Não é verdade, porém, que uma relação é tanto mais forte quanto mais a intimidade é superior. E isso é evidente quando nos atentamos às maneiras pelas quais se dão as relações que parecem inverter isso. Uma pessoa que conheço no local de trabalho é, de forma geral, inicialmente íntima e vai sendo cada vez mais íntima, caso depois nos consideremos namorados. Ao longo do tempo, vou conhecendo ainda mais aquela outra pessoa. Todavia, minha disposição em me aproximar dela pode ter sido estimulada justamente pelo desconhecimento – ou um pseudoconhecimento. A que chamo de fetiche, aqui. Podemos chamá-lo “pseudoconhecimento”, porque ele é uma idéia que eu tenho da outra pessoa no que diz respeito ao que ela me pode prover de felicidade.

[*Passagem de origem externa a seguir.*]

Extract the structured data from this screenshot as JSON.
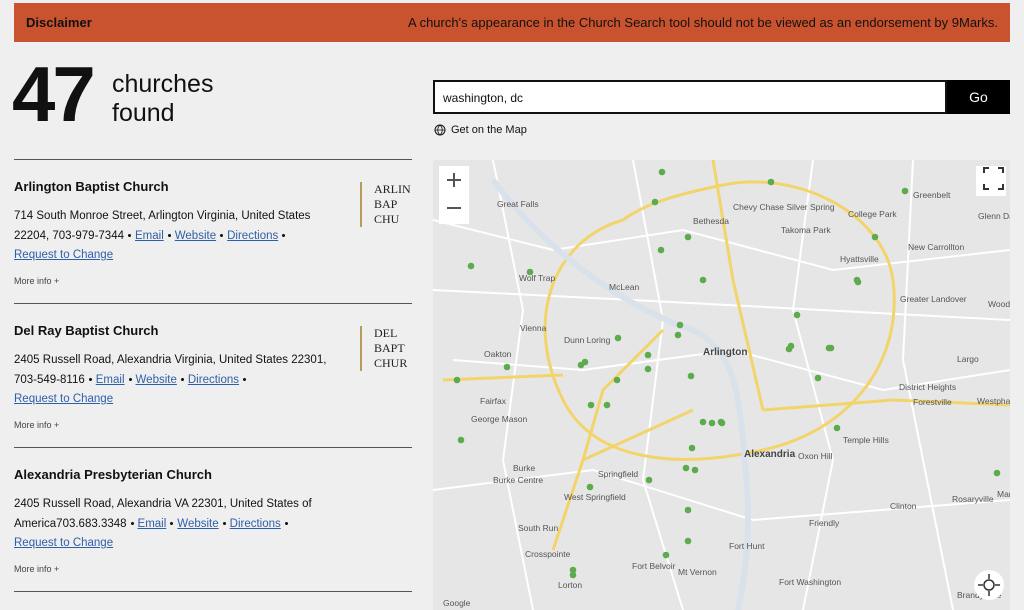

É sempre bom reforçar a idéia de felicidade. Sou feliz quando me afirmo, quando me é suprida certa vontade ou necessidade. A felicidade também é sujeita a alterações, mas em função das maneiras, número, intensidade e interações entre os prazeres. De forma que sou feliz sim quando acredito, baseado no pseudoconhecimento de uma pessoa, que posso/devo protegê-la, servir-lhe, coisas que aparentemente me “tiram”, e não me “somam” nada. Acabei de descrever um fetiche; o fetiche carrega necessidades às quais a realização da relação humana me trará felicidade. Mas como, por que e até que ponto?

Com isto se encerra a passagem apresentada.